Warp Drive...Possible? More-so Than We Previously Thought!

Ian Steadman, writing for Wired UK, has penned an article that if not blowing my socks off, really set me up and take notice!

 Ian writes that NASA scientists think that the concept of FTL may just be available to future generations.

 Back in 1994, physicist Miguel Alcubierre demonstrated that warp speed was, on paper at least, theoretically possible. However, one of the major drawbacks was the assumption that Alcubierre's drive required the mass/energy conversion equivalent to that of a gas giant of roughly the size of Jupiter!


(Now this renders the drive impossible, but my thinking is that this is stunningly efficient. Now here is my reasoning, discounting warp for the moment, Light has been used as the universal speed limit. Though clearly not infinitely fast, it takes a prodigious amount of energy to reach C. Matter of fact, given any starting point speed and then factoring the energy it took to accelerate to that speed. Now doubling that speed does not take twice the energy but 4x, it soon becomes apparent that even an incremental increase would require more than all the energy available in the Universe. Anytime you could go faster than light on just the energy/mass of a planet like Jupiter is very efficient.)

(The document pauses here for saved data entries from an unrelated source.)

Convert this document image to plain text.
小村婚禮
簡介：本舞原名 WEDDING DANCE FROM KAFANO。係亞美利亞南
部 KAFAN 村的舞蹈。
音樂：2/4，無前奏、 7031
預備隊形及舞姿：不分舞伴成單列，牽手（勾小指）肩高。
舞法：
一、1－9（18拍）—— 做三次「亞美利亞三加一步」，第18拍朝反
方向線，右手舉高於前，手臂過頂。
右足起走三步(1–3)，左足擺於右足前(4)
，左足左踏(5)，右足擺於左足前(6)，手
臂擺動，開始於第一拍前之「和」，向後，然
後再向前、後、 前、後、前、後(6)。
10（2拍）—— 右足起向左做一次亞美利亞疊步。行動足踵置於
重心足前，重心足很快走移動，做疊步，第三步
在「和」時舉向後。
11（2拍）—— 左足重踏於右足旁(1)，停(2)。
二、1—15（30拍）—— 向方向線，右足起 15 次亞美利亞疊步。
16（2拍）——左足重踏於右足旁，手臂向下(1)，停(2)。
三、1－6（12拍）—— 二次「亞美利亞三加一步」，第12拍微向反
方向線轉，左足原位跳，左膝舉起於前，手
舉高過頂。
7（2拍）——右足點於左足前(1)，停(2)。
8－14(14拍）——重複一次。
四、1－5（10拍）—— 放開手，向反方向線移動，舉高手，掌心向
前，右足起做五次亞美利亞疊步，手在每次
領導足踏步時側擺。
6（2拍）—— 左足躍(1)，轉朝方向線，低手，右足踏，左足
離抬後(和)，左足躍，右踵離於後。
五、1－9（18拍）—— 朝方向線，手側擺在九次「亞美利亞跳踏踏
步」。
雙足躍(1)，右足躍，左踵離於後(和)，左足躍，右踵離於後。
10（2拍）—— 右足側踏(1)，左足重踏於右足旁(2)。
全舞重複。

Now Harold White, a scientist from NASA’s Johnson Space Center, has revealed at a Sept. 14 space symposium that his team has calculated that the amount of energy required to create an Alcubierre drive may be far smaller than first estimated.


Those of you that have been with the blog for some time remember that we have on occasion discussed various drives like an Alcubierre.


The main argument against ftl is that nothing can travel faster than C ( information may be the one exception....but lets stay within the realms of star ships and such) So the trick is, how do you keep a ship in normal space but move it around at super-luminal speeds. Alcubierre's drive "compresses" space ahead of the ship and expands it behind, with the net effect of a "trough" between the two wave fronts. Inside the normal space, the ship would travel in normal space/time, but the normal area between the two warped areas could be moved around at speeds far above C. (It starts to sound very much like the Enterprise's warp drive. Their "Warp Field" could very well have been this normal space maintained inside of of the warp "waves" fore and aft)

As the article points out, if you change the "shape" of the warp field, you greatly reduce the energy expenditures. Alcubierre's engine called for a globe and where White's team has differed is to use a "doughnut" shaped field in their equations.

Still, the energy requirements are phenomenal and far outstrip any form of energy or generation we have at our disposal, at present.

Plus there still is the nagging problem that José Natário published in 2002. According to the Wikipedia article:
  • it would be impossible for the ship to send signals to the front of the bubble, meaning that crew members could not control, steer or stop the ship.

Oh my.....

Wired Article

4 comments:

Unknown said...

troth or trough?

Beam Me Up said...

Erik
you are right of course....I am not sure why I left the letters out other than it was late and I kept fading...that sounds good, I will stick with that....!

kallamis said...

Need I say anything about where I stand here. I've been saying for years that it is all easier than any of us expect.

Beam Me Up said...

Oh I know! I know! But answer me this smart man...space is 3 dimensional, so tell me how in hell do you do a toroid in 3d answer is you don't! Space is not a body of water, you can not have 2 dimensional waves in space, so this one in front and one in back is patently ridiculous...good science fiction but piss poor physics! It is good for demonstration like a sheet with a rock in the middle to demonstrate gravity, but in reality gravity is three dimensional. And what, this rig is supposed to go from zero to flt instantly? Ummm just how many of Newton's laws are we allowed to break?